Мать поморщилась, выражая несогласие с последним утверждением дочери.
– Ничего, дочка, с лица воду не пить, – вздохнула Мария Николаевна. – Мужчина должен быть таким, ну, чуть пострашнее обезьяны. Главное, чтобы деньги водились у него, чтобы он эти деньги в дом приносил. А с лица воду не пить. Ничего, что твой солдатик такой, ну, как бы сказать… Не совсем…
– Что ты, мам, имеешь в виду? – Татьяна нахмурилась.
– Ничего, – Мария Николаевна передала фотографию мужу. – Просто говорю, внешность для мужчины дело десятое.
– Письмо дай сюда.
Рыбаков, одним взглядом посмотрев на фотографию, положил её на стол и отодвинул от себя. Взяв из рук дочери письмо, он пробежал глазами первые строчки, отдал письмо уже готовой разрыдаться Татьяне. Сделав большой глоток кофе, Рыбаков встал со стула, подошел к дочери и грубой шершавой ладонью погладил её по непричесанным волосам.
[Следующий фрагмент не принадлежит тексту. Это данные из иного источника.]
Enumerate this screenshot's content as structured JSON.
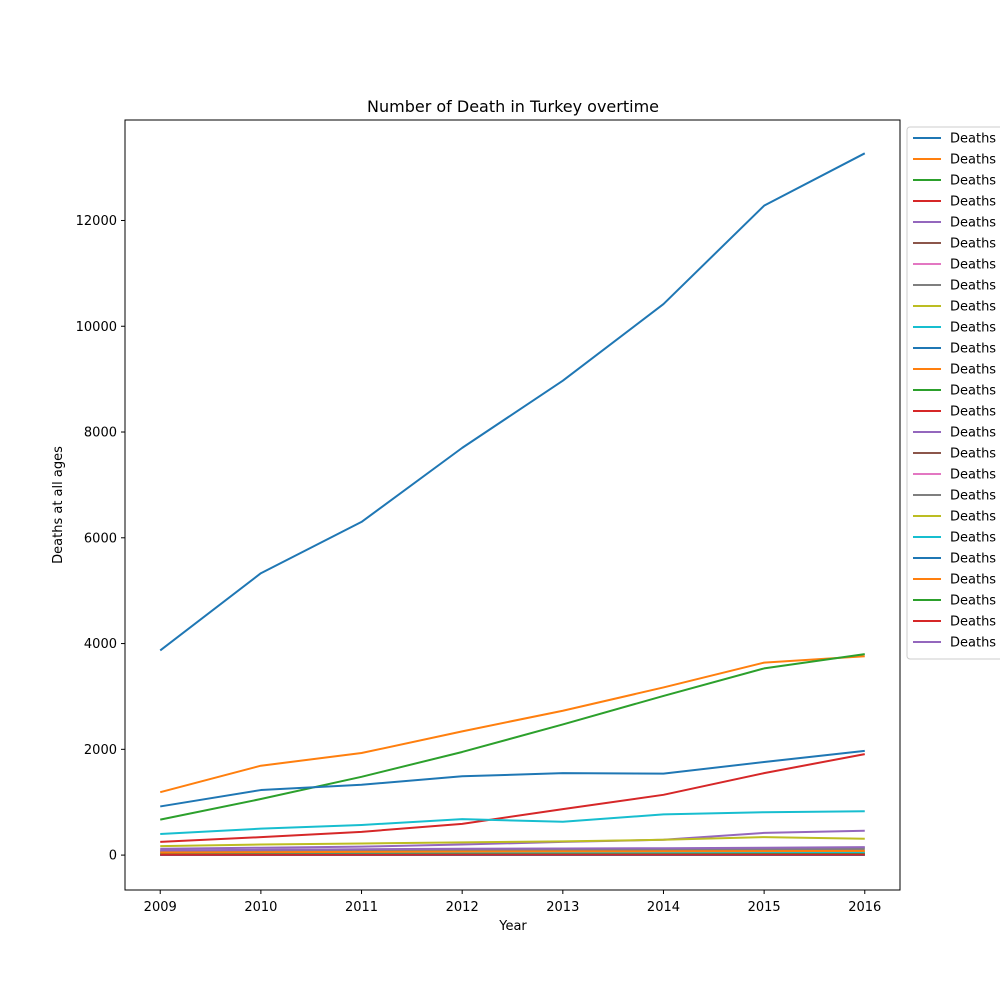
{
  "chart_data": {
    "type": "line",
    "title": "Number of Death in Turkey overtime",
    "xlabel": "Year",
    "ylabel": "Deaths at all ages",
    "x": [
      2009,
      2010,
      2011,
      2012,
      2013,
      2014,
      2015,
      2016
    ],
    "xticks": [
      "2009",
      "2010",
      "2011",
      "2012",
      "2013",
      "2014",
      "2015",
      "2016"
    ],
    "yticks": [
      0,
      2000,
      4000,
      6000,
      8000,
      10000,
      12000
    ],
    "ylim": [
      -660,
      13900
    ],
    "xlim": [
      2008.65,
      2016.35
    ],
    "grid": false,
    "legend_position": "outside-right",
    "series": [
      {
        "name": "Deaths",
        "color": "#1f77b4",
        "values": [
          3870,
          5330,
          6300,
          7700,
          8970,
          10420,
          12280,
          13270
        ]
      },
      {
        "name": "Deaths",
        "color": "#ff7f0e",
        "values": [
          1190,
          1690,
          1930,
          2340,
          2730,
          3170,
          3640,
          3760
        ]
      },
      {
        "name": "Deaths",
        "color": "#2ca02c",
        "values": [
          670,
          1060,
          1480,
          1950,
          2470,
          3010,
          3530,
          3800
        ]
      },
      {
        "name": "Deaths",
        "color": "#d62728",
        "values": [
          250,
          340,
          440,
          590,
          870,
          1140,
          1550,
          1910
        ]
      },
      {
        "name": "Deaths",
        "color": "#9467bd",
        "values": [
          120,
          140,
          160,
          200,
          250,
          290,
          420,
          460
        ]
      },
      {
        "name": "Deaths",
        "color": "#8c564b",
        "values": [
          20,
          25,
          25,
          30,
          30,
          30,
          35,
          35
        ]
      },
      {
        "name": "Deaths",
        "color": "#e377c2",
        "values": [
          15,
          15,
          20,
          20,
          25,
          25,
          30,
          30
        ]
      },
      {
        "name": "Deaths",
        "color": "#7f7f7f",
        "values": [
          80,
          90,
          100,
          110,
          120,
          110,
          130,
          140
        ]
      },
      {
        "name": "Deaths",
        "color": "#bcbd22",
        "values": [
          170,
          200,
          220,
          240,
          260,
          290,
          340,
          310
        ]
      },
      {
        "name": "Deaths",
        "color": "#17becf",
        "values": [
          400,
          500,
          570,
          680,
          630,
          770,
          810,
          830
        ]
      },
      {
        "name": "Deaths",
        "color": "#1f77b4",
        "values": [
          920,
          1230,
          1330,
          1490,
          1550,
          1540,
          1760,
          1970
        ]
      },
      {
        "name": "Deaths",
        "color": "#ff7f0e",
        "values": [
          10,
          12,
          12,
          15,
          15,
          15,
          18,
          18
        ]
      },
      {
        "name": "Deaths",
        "color": "#2ca02c",
        "values": [
          8,
          9,
          10,
          11,
          12,
          12,
          13,
          14
        ]
      },
      {
        "name": "Deaths",
        "color": "#d62728",
        "values": [
          5,
          6,
          6,
          7,
          8,
          8,
          9,
          9
        ]
      },
      {
        "name": "Deaths",
        "color": "#9467bd",
        "values": [
          40,
          45,
          50,
          55,
          60,
          60,
          65,
          70
        ]
      },
      {
        "name": "Deaths",
        "color": "#8c564b",
        "values": [
          3,
          3,
          4,
          4,
          4,
          5,
          5,
          5
        ]
      },
      {
        "name": "Deaths",
        "color": "#e377c2",
        "values": [
          2,
          2,
          2,
          3,
          3,
          3,
          3,
          4
        ]
      },
      {
        "name": "Deaths",
        "color": "#7f7f7f",
        "values": [
          60,
          70,
          75,
          80,
          90,
          95,
          100,
          110
        ]
      },
      {
        "name": "Deaths",
        "color": "#bcbd22",
        "values": [
          30,
          35,
          35,
          40,
          45,
          45,
          50,
          55
        ]
      },
      {
        "name": "Deaths",
        "color": "#17becf",
        "values": [
          25,
          28,
          30,
          32,
          35,
          38,
          40,
          42
        ]
      },
      {
        "name": "Deaths",
        "color": "#1f77b4",
        "values": [
          1,
          1,
          1,
          1,
          1,
          1,
          1,
          1
        ]
      },
      {
        "name": "Deaths",
        "color": "#ff7f0e",
        "values": [
          50,
          55,
          60,
          65,
          70,
          72,
          75,
          80
        ]
      },
      {
        "name": "Deaths",
        "color": "#2ca02c",
        "values": [
          12,
          13,
          14,
          15,
          16,
          17,
          18,
          19
        ]
      },
      {
        "name": "Deaths",
        "color": "#d62728",
        "values": [
          6,
          7,
          7,
          8,
          8,
          9,
          9,
          10
        ]
      },
      {
        "name": "Deaths",
        "color": "#9467bd",
        "values": [
          90,
          100,
          110,
          120,
          125,
          130,
          140,
          150
        ]
      }
    ]
  }
}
– Письма эти береги, дочка, не выбрасывай, – Рыбаков провел ладонью по волосам Татьяны и снова сел на прежнее место. – Вот он письменно сообщает, что любит тебя. Значит, такое письмо может пригодиться. Для суда. Это важный документ для них документ, для присяжных, для суда.
– Для какого ещё суда? – Татьяна часто моргала глазами.
– Сегодня любовь. А завтра судиться будете с ним, с солдатиком, имущество делить и детей. А по письмам судьи поймут, какой он подлец, как обманул тебя.
– Так он же не подлец, он меня не обманывал.
– Не обманывал, так обманет, – невесело усмехнулся Рыбаков. – Ты письма-то спрячь подальше и никому не показывай.
– Вот когда обманет…
– Тогда поздно будет толковать, – Рыбаков выложил на стол пачку сигарет. – Вперед смотреть надо, а не назад оборачиваться. И вообще, готовь сани летом, а телегу зимой.
– Танечка, ты слушай отца, – Мария Николаевна вдруг заговорила жалобным тонким голосом. – Солдатиков, вроде твоего Саши, у отца под началом тысяча с гаком работает. Если за каждого единственную дочь с приданым выдавать… Ты у нас одна, ты красавица, а таких вахлаков беспортошных вот, только свисни, табун прибежит.
– Глупости вы какие-то говорите, – Татьяна спрятала письмо и фотографию в карман халата, вытерла кулаком покрасневший вслед за глазами нос. – Глупости это.
Рыбаков переводил мутный взгляд с жены на дочь и обратно на жену. Физиономия супруги, пресная, как святая вода, непричесанная с красным носом дочь, видимо, собиравшаяся и этот прекрасный зимний день посвятить пустым чувственным переживаниям, раздражали Василия Васильевича. Допив в два глотка кофе, он, стараясь пересилить внезапное раздражение, поднялся из-за стола, снял со спинки стула жакет сшитый из крашенных кроличьих шкурок. Уже переступив порог комнаты, он обернулся к Марии Николаевне.